A military prosecutor has been accused of serious failings in his handling of sexual assault and rape cases.
Concerns first emerged in 2012 and the family of an alleged victim were given assurances the prosecutor would undergo training and be closely supervised.
The BBC has learned claims were then made over his work on a later case.
The Ministry of Defence says “mistakes were made” in both incidents but the complainants want a review of all similar cases involving the prosecutor.
It comes after the MoD this year settled a civil action over alleged mistakes made by the prosecutor in the second case, which related to an alleged sexual assault in 2015.
Cpl Anne-Marie Ellement, from Bournemouth, died in October 2011 at Bulford barracks in Wiltshire. The coroner at her inquest found that bullying and the “lingering effect” of an alleged rape were factors in her suicide.
Cpl Ellement had alleged she was raped in 2009 by two fellow corporals.
Her case was investigated and the details passed on to the Service Prosecuting Authority (SPA). But it decided there was insufficient evidence to prosecute – a decision it later admitted was wrong.
In 2012, Cpl Ellement’s family and their lawyer, Emma Norton, requested a meeting with the SPA and the prosecutor in her case.

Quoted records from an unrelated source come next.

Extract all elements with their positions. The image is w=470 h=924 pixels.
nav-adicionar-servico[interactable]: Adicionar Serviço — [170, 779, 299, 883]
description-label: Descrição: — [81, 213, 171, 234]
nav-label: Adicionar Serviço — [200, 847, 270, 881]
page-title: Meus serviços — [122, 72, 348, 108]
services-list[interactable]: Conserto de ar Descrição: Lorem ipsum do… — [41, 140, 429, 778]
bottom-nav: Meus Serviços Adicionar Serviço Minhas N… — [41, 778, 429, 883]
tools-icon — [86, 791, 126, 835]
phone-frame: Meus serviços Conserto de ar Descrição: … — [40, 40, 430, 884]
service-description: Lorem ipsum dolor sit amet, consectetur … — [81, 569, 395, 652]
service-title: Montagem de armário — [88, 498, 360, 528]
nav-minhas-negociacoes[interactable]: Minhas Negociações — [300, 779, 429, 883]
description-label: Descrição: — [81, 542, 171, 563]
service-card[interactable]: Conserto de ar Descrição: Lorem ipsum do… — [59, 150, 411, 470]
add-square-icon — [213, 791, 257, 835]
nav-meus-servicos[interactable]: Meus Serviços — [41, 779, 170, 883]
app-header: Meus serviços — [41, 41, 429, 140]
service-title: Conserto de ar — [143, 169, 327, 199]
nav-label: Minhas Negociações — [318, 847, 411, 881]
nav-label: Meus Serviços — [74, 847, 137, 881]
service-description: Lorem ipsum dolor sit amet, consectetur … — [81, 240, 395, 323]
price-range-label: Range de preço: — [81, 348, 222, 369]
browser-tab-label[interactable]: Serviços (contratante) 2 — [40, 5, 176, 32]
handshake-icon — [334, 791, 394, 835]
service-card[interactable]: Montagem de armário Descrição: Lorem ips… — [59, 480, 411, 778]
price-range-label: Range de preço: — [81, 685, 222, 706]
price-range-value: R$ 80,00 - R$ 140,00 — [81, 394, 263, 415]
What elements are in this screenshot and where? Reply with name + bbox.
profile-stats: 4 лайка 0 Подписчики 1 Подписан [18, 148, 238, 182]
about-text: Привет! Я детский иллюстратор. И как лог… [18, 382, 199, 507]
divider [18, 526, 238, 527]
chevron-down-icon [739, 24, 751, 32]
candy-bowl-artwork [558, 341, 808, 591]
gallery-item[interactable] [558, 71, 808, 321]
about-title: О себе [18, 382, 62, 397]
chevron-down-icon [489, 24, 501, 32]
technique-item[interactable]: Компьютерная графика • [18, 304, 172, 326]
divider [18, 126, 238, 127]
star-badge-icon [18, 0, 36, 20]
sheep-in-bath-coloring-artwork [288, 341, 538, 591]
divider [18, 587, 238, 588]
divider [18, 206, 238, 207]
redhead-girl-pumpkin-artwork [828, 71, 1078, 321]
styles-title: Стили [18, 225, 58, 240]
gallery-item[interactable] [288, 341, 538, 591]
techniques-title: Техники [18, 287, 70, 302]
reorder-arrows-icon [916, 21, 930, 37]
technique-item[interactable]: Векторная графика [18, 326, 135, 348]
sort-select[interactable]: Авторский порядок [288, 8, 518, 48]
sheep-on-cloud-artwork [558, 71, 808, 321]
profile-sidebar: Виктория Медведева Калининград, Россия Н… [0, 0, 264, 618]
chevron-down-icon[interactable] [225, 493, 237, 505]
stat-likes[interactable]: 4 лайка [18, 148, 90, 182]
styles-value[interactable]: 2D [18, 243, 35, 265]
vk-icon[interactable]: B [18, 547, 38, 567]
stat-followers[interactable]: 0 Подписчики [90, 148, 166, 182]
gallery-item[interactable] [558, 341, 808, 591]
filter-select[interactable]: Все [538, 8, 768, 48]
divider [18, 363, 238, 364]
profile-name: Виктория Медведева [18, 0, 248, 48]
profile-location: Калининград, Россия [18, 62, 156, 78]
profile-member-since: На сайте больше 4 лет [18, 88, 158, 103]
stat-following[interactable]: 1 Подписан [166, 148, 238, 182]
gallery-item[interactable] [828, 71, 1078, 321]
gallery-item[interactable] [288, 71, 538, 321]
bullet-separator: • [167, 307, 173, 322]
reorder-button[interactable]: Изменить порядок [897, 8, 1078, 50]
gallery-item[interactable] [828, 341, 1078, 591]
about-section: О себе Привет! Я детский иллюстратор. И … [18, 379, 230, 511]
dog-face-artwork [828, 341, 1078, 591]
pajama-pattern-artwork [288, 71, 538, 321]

Khristina Swain, Anne-Marie’s sister, said: “He [the prosecutor] started going through what had happened, but certain things didn’t add up and I started to question what knowledge he actually had. And what experience did he have.”
The family were “aghast” at what they considered to be serious failings uncovered in the handling of Cpl Ellement’s case. The prosecutor had not completed specialist rape training and critical forensic tests, which could have helped form a prosecution, had been cancelled.
In 2015, following a fresh investigation, Jeremy Jones and Thomas Fulton were charged with rape. Both men were found not guilty at a court martial trial in 2016.
The family were told that lessons had been learnt from the initial investigation and say they were assured the prosecutor would be closely supervised in future cases.
However, the MoD this year settled a civil case in which further allegations of serious failings by the same prosecutor were made.
Alicia – not her real name – serves in the military and alleged she was sexually assaulted in 2015 at her barracks,
“He started kissing me,” she said.
“I told him no and I was trying to force him back, but it was like pushing against a brick wall. I just shut down.”
A suspect was arrested and charged but in 2017 he was acquitted.
Alicia had been concerned about the handling of the case prior to the court martial trial and submitted a complaint.
She had a meeting with senior figures in the service police and prosecuting authority following the acquittal.
Alicia says she was told: “You also need to know that your prosecutor was the one who dealt with the case of Cpl Ellement.”
She added: “I was told he [the prosecutor] should never have handled my case.”
In a letter sent to Alicia, seen by the BBC, the deputy director of service prosecutions acknowledges failures and formally apologised.
These included not informing Alicia she could give evidence via video link, a delay in submitting crucial documents until the day of the trial, and providing incorrect legal advice.
Alicia said: “I have been through hell but I don’t even know if I can blame the prosecutor. That is entirely the service justice system’s responsibility – they knew he had to be supervised.
“The military should never have handled my case in the first place. My case and how many other cases? The rape prosecutions in the civilian court are poor – but at least for us in the military – the civilian court provides independence.”
Alicia wants all sexual assault and rape cases involving the military to be tried in civilian courts, an issue Defence Secretary Ben Wallace is currently reviewing.
She added all of the cases of the prosecutor involved in her complaint should be independently reviewed.
An MoD spokesperson said: “Sexual assault is not tolerated in the armed forces and the service justice system must always provide an effective and fair route to justice for everyone.
“The MoD makes considerable effort to ensure the service justice system remains fit for purpose, including the commissioning of the independent Lyons Review, which reported earlier this year.
“Mistakes were made in the handling of these cases, for which the Service Prosecuting Authority has apologised.”